Sekarang di sebelah suara
berisik itu terlihat debu mengepul. Rupanya banyak sekali serdadu barisan
berkuda tengah mendatangi.
“Anak yang baik, apakah kau
ada punya panah?” tanya si tetamu.
“Ada!” sahut Kwee Ceng yang
terus lari ke dalam untuk ambil panahnya.
Orang itu perlihatkan roman
girang, hanya tempo si bocah itu kembali, ia menjadi lesu. Tapi lekas sekali ia
tertawa berkakakan.
Kwee Ceng telah bawa gendewa
dan anak panahnya yang kecil.
“Aku hendak bertempur, aku
ingin panah yang besar….” katanya panglima itu kemudian, alisnya lantas menjadi
ciut.
“Yang besar tidak ada….” sahut
Kwee Ceng.
Ketika itu pasukan yang
mendatangi telah tampak semakin tegas, benderanya pun berkibar-kibar.
“Seorang diri tak dapat kau
lawan mereka, lebih baik kau sembunyi,” kata Kwee Ceng kemudian.

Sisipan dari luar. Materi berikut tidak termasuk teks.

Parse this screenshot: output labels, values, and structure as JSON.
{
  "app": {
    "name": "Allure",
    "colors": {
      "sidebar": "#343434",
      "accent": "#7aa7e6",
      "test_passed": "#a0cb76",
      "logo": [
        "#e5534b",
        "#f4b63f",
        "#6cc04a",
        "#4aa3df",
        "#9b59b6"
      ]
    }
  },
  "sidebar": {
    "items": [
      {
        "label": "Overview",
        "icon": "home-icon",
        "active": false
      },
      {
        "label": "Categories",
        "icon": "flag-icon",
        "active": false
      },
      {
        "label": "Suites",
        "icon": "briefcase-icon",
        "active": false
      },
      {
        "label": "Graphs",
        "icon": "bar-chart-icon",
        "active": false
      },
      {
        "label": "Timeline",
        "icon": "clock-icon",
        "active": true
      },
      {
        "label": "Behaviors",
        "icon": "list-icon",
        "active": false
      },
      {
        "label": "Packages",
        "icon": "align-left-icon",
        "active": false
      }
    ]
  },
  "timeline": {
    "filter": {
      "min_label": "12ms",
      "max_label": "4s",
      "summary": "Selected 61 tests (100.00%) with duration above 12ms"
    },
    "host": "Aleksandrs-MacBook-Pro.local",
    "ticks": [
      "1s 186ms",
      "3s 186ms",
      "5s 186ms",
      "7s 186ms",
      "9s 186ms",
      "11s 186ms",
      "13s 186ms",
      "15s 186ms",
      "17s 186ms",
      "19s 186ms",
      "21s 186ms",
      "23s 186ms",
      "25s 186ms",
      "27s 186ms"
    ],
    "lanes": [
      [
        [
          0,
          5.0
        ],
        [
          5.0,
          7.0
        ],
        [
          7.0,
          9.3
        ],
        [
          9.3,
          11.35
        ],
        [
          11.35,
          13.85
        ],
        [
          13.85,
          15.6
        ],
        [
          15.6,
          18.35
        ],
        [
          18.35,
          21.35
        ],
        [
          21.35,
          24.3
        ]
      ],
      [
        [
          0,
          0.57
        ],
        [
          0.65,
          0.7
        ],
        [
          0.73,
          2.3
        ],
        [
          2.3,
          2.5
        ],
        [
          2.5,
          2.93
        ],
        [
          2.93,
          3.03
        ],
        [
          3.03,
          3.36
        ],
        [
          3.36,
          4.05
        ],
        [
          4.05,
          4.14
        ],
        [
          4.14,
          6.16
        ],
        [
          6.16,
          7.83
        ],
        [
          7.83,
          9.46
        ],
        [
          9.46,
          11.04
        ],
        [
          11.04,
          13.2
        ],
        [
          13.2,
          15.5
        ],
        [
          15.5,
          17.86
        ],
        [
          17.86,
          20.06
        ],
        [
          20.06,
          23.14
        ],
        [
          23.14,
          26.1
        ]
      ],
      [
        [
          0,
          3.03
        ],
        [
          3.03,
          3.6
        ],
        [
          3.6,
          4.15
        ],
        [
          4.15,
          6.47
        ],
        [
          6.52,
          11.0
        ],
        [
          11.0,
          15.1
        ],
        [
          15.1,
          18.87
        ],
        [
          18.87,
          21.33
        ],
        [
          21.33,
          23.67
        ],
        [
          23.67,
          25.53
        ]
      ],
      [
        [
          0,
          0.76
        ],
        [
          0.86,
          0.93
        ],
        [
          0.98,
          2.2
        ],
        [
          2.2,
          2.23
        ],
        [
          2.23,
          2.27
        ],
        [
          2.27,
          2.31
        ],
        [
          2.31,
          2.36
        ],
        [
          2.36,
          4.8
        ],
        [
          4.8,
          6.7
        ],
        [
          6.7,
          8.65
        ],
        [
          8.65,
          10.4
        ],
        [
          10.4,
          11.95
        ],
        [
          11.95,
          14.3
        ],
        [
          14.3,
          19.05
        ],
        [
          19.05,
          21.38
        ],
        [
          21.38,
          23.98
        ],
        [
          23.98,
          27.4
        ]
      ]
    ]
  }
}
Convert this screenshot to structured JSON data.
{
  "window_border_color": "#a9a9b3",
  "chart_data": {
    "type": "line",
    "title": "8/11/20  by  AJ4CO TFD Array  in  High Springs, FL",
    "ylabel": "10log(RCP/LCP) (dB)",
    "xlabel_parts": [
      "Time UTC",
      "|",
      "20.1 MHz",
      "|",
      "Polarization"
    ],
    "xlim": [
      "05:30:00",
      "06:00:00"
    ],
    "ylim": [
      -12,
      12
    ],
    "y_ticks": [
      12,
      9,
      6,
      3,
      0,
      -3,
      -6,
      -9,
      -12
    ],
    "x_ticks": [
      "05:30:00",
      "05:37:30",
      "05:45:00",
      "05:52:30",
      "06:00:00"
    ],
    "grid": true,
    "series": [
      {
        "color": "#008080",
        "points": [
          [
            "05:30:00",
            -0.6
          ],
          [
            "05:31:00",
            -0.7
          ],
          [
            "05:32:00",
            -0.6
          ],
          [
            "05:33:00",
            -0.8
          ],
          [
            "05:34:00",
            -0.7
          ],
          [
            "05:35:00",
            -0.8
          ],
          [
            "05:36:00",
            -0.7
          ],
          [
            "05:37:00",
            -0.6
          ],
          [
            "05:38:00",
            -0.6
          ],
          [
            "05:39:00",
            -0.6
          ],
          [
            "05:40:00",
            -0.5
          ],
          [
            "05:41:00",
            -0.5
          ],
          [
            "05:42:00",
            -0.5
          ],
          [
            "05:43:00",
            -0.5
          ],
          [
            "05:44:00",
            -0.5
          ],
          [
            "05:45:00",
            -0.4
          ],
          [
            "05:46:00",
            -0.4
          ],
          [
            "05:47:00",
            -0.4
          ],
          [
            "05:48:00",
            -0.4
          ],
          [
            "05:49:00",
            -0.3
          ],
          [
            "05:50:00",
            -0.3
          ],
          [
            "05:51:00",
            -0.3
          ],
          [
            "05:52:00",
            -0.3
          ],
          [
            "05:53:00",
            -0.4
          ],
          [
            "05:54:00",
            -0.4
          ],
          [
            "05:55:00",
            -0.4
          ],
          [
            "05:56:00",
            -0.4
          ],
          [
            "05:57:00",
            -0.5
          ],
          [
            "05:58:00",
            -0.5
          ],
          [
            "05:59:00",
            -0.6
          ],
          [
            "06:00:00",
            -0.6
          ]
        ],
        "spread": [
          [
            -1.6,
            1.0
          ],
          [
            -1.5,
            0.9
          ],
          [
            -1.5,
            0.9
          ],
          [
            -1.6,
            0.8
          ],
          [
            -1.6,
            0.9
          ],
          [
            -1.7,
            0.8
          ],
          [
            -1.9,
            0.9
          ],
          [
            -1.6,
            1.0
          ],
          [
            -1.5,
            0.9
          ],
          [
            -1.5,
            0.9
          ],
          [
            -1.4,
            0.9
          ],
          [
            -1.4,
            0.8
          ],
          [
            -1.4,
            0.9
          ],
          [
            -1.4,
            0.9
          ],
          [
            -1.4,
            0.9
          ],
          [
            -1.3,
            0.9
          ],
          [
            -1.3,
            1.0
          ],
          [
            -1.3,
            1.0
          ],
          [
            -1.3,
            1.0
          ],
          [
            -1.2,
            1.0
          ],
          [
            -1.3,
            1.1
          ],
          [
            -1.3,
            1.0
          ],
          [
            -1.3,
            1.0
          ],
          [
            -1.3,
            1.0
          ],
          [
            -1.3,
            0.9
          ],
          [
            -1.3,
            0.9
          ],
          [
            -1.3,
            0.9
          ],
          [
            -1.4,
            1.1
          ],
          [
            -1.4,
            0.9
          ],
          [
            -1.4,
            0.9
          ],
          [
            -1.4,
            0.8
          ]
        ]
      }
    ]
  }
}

“Sembunyi di mana?” orang itu
tanya.
Kwee Ceng menunjuki tumpukan
rumput kering di belakang rumahnya.
“Aku tidak akan mengasih tahu
kepada mereka,” ia berjanji tanpa diminta.
Orang itu mengambil putusan
dengan segera. Ia insyaf, walaupun ia sudah dapat pulang tenaganya, dengan
kudanya yang terluka, tak dapat ia lari lebih jauh. Jadi ada lebih selamat
untuk sembunyikan diri. Lain jalan tidak ada.
“Baik, aku serahkan jiwaku
kepadamu!” katanya. “Pergi kau usir kudaku!” setelah berkata demikian, ia pun
lari ke tumpukan kering itu dan menyelusup ke dalamnya.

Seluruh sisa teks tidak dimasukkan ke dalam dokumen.